I have answered a few threads thus far but would like to reach out if I may as support is so greatly needed and appreciated. Here is a little bit of my story.
I was married and we tried many years to have a child. i had an ectopic pregnancy about 12 years ago which started my research into infertility clinics and processes. Unfortuanately my marriage dissolved and my course took me other places and my idea of having the \"perfect\" home life did not allow me to continue my search into ivf. 2 years ago, I changed my mind. After unsuccessful relationships I decided to do this on my own and here I am. I tried 2 ivf protocols here in my home town of St. Louis with no success and I am on my 4th with a clinic in Colorado. It has been a long road of surgeries, traveling, and of course: shots, emotions and disappointment. But I am very hopeful. I just did my 4th transfer which was an FET and I am due tomorrow to do my pregnancy test. I am nervous and a bit impatient. The last time I did this I had a friend and my mother over and we spent the day making cookies and being happy and hopeful and then the phone call. I am dreading the phone call but also am looking forward to it. I have had very sore breasts for a week and some very slight cramping in my abdomen.
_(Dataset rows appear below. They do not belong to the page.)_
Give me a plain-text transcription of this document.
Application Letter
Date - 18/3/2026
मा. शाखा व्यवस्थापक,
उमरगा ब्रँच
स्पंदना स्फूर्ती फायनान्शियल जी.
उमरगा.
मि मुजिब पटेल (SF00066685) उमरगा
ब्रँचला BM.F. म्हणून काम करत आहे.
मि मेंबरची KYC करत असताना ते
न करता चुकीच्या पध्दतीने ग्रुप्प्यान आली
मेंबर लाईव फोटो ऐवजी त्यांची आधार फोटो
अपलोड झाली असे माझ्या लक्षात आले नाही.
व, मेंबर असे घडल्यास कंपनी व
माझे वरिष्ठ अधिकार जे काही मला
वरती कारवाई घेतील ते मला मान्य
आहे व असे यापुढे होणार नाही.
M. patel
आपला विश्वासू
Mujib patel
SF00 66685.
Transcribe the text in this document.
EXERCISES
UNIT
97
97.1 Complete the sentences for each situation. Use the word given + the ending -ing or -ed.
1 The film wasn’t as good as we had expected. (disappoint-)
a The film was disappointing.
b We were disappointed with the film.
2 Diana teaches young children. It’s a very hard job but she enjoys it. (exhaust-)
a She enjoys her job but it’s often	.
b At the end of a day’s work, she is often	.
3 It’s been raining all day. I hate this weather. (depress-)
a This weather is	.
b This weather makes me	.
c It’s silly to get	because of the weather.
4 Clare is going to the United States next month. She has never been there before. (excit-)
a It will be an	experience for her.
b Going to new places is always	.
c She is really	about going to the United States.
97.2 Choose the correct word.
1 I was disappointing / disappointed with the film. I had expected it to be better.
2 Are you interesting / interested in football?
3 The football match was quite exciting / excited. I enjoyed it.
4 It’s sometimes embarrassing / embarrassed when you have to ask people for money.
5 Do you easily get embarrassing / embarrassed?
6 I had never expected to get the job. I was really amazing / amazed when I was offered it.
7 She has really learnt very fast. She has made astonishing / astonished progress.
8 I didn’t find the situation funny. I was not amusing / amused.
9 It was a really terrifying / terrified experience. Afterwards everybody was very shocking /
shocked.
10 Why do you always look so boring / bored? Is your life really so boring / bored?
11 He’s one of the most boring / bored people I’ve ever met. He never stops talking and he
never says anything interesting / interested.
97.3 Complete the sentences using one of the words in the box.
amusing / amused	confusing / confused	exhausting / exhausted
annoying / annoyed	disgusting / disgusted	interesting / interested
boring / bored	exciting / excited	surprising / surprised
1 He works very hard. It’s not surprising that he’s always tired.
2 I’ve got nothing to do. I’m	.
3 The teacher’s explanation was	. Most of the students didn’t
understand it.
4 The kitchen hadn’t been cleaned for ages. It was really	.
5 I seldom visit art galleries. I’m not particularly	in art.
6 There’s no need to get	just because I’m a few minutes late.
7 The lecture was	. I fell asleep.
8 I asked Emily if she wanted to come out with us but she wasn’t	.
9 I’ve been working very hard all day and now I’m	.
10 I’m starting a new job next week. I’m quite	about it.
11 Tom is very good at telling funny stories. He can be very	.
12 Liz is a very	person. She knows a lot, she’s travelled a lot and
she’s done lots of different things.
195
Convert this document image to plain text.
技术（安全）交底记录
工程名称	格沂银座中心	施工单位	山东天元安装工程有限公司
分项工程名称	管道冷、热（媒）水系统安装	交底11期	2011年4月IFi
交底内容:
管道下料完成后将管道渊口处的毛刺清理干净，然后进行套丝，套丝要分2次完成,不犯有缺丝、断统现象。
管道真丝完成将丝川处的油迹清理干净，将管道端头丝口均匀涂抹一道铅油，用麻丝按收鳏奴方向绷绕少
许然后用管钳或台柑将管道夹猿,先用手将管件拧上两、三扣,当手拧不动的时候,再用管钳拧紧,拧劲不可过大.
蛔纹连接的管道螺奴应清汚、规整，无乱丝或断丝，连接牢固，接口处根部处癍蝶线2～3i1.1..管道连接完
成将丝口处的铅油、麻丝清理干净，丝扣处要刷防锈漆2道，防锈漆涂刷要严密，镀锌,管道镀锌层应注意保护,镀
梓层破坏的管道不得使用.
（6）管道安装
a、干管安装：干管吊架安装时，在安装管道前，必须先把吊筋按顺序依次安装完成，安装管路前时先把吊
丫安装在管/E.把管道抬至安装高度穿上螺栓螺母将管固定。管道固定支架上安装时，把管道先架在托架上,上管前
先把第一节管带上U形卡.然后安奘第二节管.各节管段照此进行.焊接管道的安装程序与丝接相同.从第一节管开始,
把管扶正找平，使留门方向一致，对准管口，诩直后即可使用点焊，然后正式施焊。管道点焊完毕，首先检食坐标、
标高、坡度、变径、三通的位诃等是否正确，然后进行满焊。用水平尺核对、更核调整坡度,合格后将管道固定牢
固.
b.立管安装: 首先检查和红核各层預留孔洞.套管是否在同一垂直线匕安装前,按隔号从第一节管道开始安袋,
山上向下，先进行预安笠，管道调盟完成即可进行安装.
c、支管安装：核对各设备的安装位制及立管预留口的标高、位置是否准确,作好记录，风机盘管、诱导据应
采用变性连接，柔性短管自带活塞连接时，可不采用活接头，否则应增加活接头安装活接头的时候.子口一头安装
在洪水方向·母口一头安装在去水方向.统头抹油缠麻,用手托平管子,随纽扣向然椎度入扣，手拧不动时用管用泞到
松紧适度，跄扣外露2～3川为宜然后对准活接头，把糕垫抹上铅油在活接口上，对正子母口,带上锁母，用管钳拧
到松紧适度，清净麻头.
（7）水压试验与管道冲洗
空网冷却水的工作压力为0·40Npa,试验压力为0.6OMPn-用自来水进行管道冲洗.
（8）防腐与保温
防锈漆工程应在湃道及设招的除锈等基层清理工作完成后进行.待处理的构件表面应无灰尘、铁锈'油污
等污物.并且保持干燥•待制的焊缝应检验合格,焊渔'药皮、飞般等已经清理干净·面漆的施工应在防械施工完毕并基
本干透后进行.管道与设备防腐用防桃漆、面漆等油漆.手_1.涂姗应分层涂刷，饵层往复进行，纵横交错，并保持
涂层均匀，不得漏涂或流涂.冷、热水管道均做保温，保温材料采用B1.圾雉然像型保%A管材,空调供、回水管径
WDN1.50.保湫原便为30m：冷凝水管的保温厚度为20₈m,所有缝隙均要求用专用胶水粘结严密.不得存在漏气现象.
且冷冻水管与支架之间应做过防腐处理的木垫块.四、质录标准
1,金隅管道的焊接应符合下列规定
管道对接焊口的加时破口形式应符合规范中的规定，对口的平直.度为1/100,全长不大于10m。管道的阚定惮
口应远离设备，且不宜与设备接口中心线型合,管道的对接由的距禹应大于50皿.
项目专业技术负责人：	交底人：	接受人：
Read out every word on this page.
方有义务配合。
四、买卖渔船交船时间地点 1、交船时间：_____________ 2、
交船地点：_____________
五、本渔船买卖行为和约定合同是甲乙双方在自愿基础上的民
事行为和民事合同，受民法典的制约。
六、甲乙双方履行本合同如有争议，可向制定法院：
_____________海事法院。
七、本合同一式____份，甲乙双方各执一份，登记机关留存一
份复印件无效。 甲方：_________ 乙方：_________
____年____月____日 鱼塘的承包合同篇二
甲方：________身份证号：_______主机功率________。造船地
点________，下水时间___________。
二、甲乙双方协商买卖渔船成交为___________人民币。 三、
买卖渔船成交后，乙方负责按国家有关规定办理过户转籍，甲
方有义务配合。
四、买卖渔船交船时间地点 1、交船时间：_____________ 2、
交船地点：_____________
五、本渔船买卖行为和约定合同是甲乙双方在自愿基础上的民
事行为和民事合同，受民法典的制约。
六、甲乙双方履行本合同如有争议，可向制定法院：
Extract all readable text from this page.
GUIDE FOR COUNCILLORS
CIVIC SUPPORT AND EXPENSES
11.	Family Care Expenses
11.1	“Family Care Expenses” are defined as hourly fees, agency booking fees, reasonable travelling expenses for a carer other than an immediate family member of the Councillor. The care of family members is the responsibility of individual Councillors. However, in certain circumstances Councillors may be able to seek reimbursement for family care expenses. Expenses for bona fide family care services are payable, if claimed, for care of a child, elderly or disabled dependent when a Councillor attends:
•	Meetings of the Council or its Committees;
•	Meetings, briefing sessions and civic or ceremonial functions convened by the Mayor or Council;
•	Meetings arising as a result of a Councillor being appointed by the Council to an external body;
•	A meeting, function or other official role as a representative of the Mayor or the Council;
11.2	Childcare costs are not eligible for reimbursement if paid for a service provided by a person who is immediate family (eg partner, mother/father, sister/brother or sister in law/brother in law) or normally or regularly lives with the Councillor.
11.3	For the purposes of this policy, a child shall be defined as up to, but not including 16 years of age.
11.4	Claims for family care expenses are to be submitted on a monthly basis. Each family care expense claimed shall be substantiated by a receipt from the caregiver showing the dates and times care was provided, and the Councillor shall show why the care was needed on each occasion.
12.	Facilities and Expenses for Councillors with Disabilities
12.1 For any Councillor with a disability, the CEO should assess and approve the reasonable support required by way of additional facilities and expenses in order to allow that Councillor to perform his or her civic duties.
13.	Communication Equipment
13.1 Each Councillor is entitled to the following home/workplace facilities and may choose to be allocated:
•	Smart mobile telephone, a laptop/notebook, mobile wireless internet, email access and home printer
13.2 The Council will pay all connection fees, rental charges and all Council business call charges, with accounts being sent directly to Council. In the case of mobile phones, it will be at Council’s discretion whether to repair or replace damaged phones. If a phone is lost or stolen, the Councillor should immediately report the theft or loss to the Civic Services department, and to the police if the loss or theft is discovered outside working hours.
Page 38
I am going to take that as a good sign. I cheated and did a HPT but it was negative. I'm okay with that because they are seldom correct. i just wanted to fend off the stress of the wait a little if I could. Looks like Ill have to wait after all.
This is my last shot at this. I'm 44 and I told myself that 4 times was it. When do you stop? I am so very hopeful I am pregnant: it is what I have always wanted more than anything else. I have been praying for a Virginia Kathleen for a long time and I hope she will be there.
Anyway, I'm sure we all have our stories and they could warrant hours of talk over a nice caffeine free beverage.. but I just wanted to tell a little of my story. I'm scared out of my mind doing this on my own but at the same time I welcome it. I am stable, have a huge family for support, have a great job and am old enough to know what I'm getting into. It took me awhile to reach beyond what I always thought was the perfect family unit, I am ready and strong to be the best mom ever.
Thanks for listening and I'm hoping for good news tomorrow.